迎え撃つ鹿島は苦しい試合が続いていたが、天皇杯ラウンド16でG大阪を2-0で下すことに成功した。特に、ゴールを挙げたのはディエゴ ピトゥカ、エヴェラウドと、ここまで期待に沿えずに苦しんできた2人だったことは大きい。精度の高いミドルシュートと、滞空時間の長い豪快なヘディングシュートというそれぞれの持ち味を発揮した上での得点だったことも、今後に良い影響を与えることが期待される。また、直前のリーグ戦から先発7人を入れ替えながら勝利を手にできたことで、チームをけん引する鈴木 優磨は「今日はチームが明るくなる材料が非常に多かったなと個人的には感じています」と喜んだ。大事な試合を前に、良い流れを作ることができた。

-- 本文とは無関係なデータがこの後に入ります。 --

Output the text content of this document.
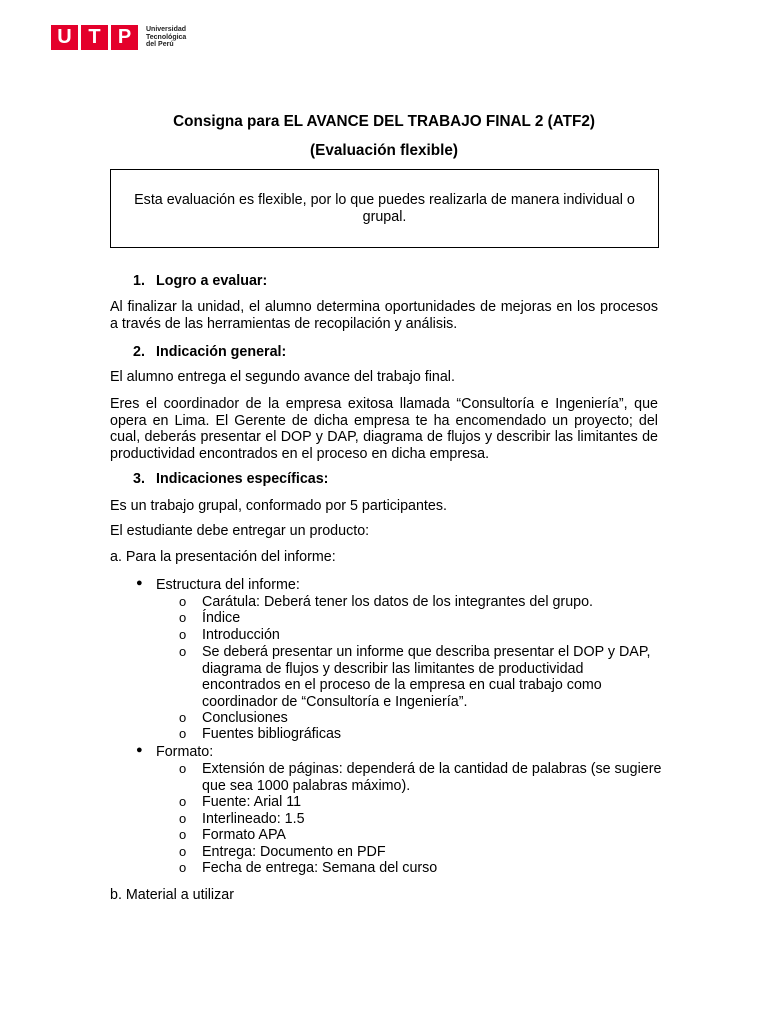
U T P	Universidad
Tecnológica
del Perú
Consigna para EL AVANCE DEL TRABAJO FINAL 2 (ATF2)
(Evaluación flexible)
Esta evaluación es flexible, por lo que puedes realizarla de manera individual o grupal.
1. Logro a evaluar:
Al finalizar la unidad, el alumno determina oportunidades de mejoras en los procesos a través de las herramientas de recopilación y análisis.
2. Indicación general:
El alumno entrega el segundo avance del trabajo final.
Eres el coordinador de la empresa exitosa llamada “Consultoría e Ingeniería”, que opera en Lima. El Gerente de dicha empresa te ha encomendado un proyecto; del cual, deberás presentar el DOP y DAP, diagrama de flujos y describir las limitantes de productividad encontrados en el proceso en dicha empresa.
3. Indicaciones específicas:
Es un trabajo grupal, conformado por 5 participantes.
El estudiante debe entregar un producto:
a. Para la presentación del informe:
● Estructura del informe:
o Carátula: Deberá tener los datos de los integrantes del grupo.
o Índice
o Introducción
o Se deberá presentar un informe que describa presentar el DOP y DAP, diagrama de flujos y describir las limitantes de productividad encontrados en el proceso de la empresa en cual trabajo como coordinador de “Consultoría e Ingeniería”.
o Conclusiones
o Fuentes bibliográficas
● Formato:
o Extensión de páginas: dependerá de la cantidad de palabras (se sugiere que sea 1000 palabras máximo).
o Fuente: Arial 11
o Interlineado: 1.5
o Formato APA
o Entrega: Documento en PDF
o Fecha de entrega: Semana del curso
b. Material a utilizar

リーグ戦はここから佳境を迎える。2位の鹿島は首位の横浜FMと勝点5差。勢いのある横浜FMから離されないことが、悲願である覇権奪還には重要だ。現在16位の神戸にしても、目標ははるかに高いところに設定して今季を迎えている。残留が狙いではないだろう。どちらのチームも目標に近づくためには、いまの流れをどれだけ継続できるかがカギとなる。
「どの試合も大事だけど、相手も良いチームだし、ここで勝点3が取れるかで天皇杯を勝った意味も変わってくる」 そう言うのは、G大阪戦で見事なクロスを送り、エヴェラウドの得点をアシストした安西 幸輝。良いプレー、良い形での勝利ができたからこそ、それを継続する重要性はよく分かっている。
前回の対戦では、三竿 健斗のゴールで7分に先制した鹿島が、後半にも早い時間帯で鈴木の得点によってリードを広げ、危なげなく勝利を手にしている。当時はまだレネ ヴァイラー監督が来日できておらず、岩政 大樹コーチが代理で指揮を執っていた。レネ ヴァイラー監督が直接指揮を執るようになってから鹿島はより縦の速さが強調され、神戸も監督が交代している。それを踏まえると、前回の対戦とは違う内容になりそうだ。
得られている手ごたえをさらに強く、勢いのあるものに変えたい。両者にとって非常に重要な一戦である。